For many of us, this move towards “constant, total adult supervision” runs counter to our memories of childhood. Even so, more and more of us are apparently prone to “over-parent” and “over-protect.”
It’s worth asking, of course, if we are hearing more about these sorts of cases because white and/or middle class families are being targeted by Child Protective Services – something that poor families and families of color have long experienced.
Technology and Surveillance
Nonetheless I’d agree with Skenazy: something does seem to be changing with how we view childhood and freedom.
I’d argue that this cultural shift is partially about fear, but it’s also tied to a growing surveillance culture. Thanks in part to the ubiquity of technology, we are constantly watched and we watch. And thanks to social media, we often feel compelled to share our corrections and condemnations in turn.
As Swarthmore professor Timothy Burke observes, “The problem with a lot of our ubiquitous surveillance is precisely not that it is overtly hateful and hating. Instead, what makes so much of it easy to pursue is that it presents itself as a kindness.” And that so-called “kindness” is probably partially what’s at play when someone calls the police because they see a child alone. The repercussions, of course, are so incredibly damaging to the families involved.
The Role of Schools
The incidents described above all deal with parenting decisions. But what role do schools play – not simply in monitoring students but in discouraging (or perhaps encouraging) students’ physical freedom?

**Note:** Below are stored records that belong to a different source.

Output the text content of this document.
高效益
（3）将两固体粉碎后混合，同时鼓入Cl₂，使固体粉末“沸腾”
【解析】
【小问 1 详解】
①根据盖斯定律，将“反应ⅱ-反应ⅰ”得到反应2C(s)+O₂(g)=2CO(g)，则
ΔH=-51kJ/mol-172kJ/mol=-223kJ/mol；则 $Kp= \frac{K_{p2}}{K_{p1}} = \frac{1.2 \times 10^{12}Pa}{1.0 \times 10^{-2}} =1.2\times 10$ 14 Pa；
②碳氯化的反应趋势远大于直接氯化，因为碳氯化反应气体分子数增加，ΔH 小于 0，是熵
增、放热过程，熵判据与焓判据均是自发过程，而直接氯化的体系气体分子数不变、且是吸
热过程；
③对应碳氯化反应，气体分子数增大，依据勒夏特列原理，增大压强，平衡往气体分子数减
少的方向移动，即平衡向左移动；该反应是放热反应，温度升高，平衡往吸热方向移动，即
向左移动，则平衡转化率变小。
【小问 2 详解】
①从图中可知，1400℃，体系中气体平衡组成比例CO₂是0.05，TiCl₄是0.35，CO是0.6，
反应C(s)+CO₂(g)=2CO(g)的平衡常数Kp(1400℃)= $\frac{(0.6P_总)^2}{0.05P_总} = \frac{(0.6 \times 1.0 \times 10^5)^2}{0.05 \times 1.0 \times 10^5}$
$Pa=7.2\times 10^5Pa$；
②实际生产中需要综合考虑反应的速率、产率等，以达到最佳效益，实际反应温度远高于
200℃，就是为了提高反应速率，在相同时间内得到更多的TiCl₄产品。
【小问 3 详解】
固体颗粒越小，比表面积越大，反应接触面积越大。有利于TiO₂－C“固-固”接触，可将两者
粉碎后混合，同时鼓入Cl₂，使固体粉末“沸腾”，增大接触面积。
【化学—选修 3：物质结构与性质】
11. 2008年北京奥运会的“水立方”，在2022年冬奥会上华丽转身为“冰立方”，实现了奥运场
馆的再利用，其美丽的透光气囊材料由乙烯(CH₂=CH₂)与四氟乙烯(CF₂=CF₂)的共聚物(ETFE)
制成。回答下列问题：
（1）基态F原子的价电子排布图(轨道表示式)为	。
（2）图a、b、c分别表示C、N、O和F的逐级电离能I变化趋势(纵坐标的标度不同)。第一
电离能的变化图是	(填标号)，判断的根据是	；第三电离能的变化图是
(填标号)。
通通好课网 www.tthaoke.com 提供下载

One of school’s purposes arguably is to provide adult supervision (and yes, teaching) for children. Does that need to be re-thought now that some children might have fewer opportunities to be alone, to monitor themselves?
Do we let students roam – physically and intellectually – at school? Why or why not?
And which students get to experience that freedom (both at home and at school)? How do restrictions on physical movement play out based on gender, on race, on class? And conversely, how do arguments for “free range kids” play out based on gender, on race, on class?
How does rhetoric about children “in danger” – online and offline – shape how we treat them at school? Does it mean that we further restrict their actions and their agency?